TensorFlow for ICT Applications

Ph.D. course @ Ph.D. in Information and Communication Technologies

Edition 2019 (20 hours, 4 credits)

Description of the course

Over the last years, neural networks have asserted themselves as a fundamental tool for a broad spectrum of ICT applications and fields, ranging from image processing (e.g., automatic SAR segmentation) to audio analysis and telecommunication networks. This evolution has been simplified and matched by a concurrent development of very sophisticated tools for the design and the optimization of these neural networks, that are today supporting many research and industrial projects.

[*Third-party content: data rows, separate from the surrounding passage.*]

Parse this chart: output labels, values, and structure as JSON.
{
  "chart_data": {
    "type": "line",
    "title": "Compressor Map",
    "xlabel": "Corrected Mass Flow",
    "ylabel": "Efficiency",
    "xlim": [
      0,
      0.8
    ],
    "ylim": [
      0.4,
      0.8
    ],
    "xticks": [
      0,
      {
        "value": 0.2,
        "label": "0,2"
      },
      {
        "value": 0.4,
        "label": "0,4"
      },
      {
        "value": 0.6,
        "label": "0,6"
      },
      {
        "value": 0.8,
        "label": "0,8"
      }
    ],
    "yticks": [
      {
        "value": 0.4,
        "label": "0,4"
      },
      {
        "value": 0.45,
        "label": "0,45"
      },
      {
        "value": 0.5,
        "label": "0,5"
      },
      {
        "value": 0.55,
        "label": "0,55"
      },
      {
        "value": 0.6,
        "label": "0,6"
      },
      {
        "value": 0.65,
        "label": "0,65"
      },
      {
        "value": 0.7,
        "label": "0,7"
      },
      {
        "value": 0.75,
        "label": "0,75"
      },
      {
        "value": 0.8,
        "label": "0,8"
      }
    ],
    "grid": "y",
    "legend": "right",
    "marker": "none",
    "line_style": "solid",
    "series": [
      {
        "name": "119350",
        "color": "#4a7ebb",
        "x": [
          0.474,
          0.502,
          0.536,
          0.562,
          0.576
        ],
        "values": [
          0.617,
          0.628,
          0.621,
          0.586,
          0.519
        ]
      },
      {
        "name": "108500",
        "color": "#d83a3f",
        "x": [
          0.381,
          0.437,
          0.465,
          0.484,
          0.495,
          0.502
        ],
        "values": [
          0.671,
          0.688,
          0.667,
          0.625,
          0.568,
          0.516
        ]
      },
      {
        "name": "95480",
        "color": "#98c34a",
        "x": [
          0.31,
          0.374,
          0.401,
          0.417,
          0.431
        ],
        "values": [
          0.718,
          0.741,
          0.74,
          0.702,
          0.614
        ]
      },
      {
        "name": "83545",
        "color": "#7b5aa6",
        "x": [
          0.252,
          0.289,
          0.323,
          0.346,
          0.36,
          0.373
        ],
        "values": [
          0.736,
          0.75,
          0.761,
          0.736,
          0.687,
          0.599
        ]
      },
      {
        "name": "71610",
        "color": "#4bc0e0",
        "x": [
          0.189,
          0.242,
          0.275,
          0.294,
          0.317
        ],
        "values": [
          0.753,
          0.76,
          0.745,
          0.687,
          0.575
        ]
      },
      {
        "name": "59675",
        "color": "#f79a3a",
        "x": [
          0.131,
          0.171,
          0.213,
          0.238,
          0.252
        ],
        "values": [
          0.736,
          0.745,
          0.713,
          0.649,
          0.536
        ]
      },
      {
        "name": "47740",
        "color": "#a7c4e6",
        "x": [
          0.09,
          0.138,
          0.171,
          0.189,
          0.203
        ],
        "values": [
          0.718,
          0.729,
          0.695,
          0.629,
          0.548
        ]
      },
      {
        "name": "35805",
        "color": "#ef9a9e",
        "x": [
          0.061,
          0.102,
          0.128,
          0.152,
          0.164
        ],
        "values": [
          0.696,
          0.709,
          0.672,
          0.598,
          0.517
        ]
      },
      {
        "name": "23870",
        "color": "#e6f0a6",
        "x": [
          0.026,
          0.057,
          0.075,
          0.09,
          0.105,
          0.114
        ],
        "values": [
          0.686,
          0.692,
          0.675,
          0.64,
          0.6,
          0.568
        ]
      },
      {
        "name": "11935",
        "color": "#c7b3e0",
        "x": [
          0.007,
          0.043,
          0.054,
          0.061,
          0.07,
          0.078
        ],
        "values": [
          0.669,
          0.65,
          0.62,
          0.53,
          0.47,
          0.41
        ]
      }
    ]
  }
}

Among these frameworks, TensorFlow, opensourced by Google in 2015, is today the most used one worldwide, with the version 2.0 released in preview in March 2019. This course will introduce the fundamentals of working with TensorFlow, with a focus on three selected ICT applications. The course will alternate small theory lectures, introducing key concepts of learning with neural networks and the evolution of deep learning frameworks, to practical coding sessions in Python using interactive Jupyter notebooks. At the end of every coding session we will implement a specific use case, ranging from channel estimation with feedforward models, to image analysis for autonomous driving and SAR segmentation.


Teaching materials

  1. Lecture 1: introduction to the course and the Python programming language (slides | notebook).
  2. Lecture 2: linear regression and TF autograd (slides | notebook).
  3. Lecture 3: feedforward neural networks and building models with Keras layers (slides | notebook).
  4. Lecture 4: convolutional neural networks and fine-tuning in Keras (slides | notebook).
  5. Lecture 5: designing deep networks and autonomous driving with CNNs (slides | notebook).

For more information on deep learning, you can refer to the following material:

  • Goodfellow, I., Bengio, Y. and Courville, A., 2016. Deep learning. MIT Press.

Class Schedule

The course will be held from May, 20 to June, 14 2019 in the DIET department, Via Eudossiana 18, 00184 Rome, Italy, with the following schedule:

  • Friday May 24th 10:00-12:00 DIET 09 Room.
  • Thursday May 30th 10:00-13:00 Reading room at the second floor of DIET Dpt.
  • Friday May 31st 10:00-13:00 Reading room at the second floor of DIET Dpt.
  • Thursday June 6th 10:00-13:00 Reading room at the second floor of DIET Dpt.
  • Friday June 7th 10:00-13:00 Reading room at the second floor of DIET Dpt.
  • Thursday June 13th 10:00-13:00 Reading room at the second floor of DIET Dpt.
  • Friday June 14th 10:00-13:00 Reading room at the second floor of DIET Dpt.

Environment setup

Students are invited to bring their own laptop for following the lab sessions. In order to have a working Python installation with all prerequisites, you can install the Anaconda distribution from the web (Python 3.7 version).

We will use the TensorFlow 2.0 beta-release in the course, that you can install from the Anaconda prompt simply as (more information available from the installation link):

Alternatively, you can run all notebooks freely using the Google Colaboratory service (which you can access with a standard Gmail account or the uniroma1.it account).


Final Examination

Each student will be assigned a hands-on project and will be evaluated on the correct implementation of the project itself.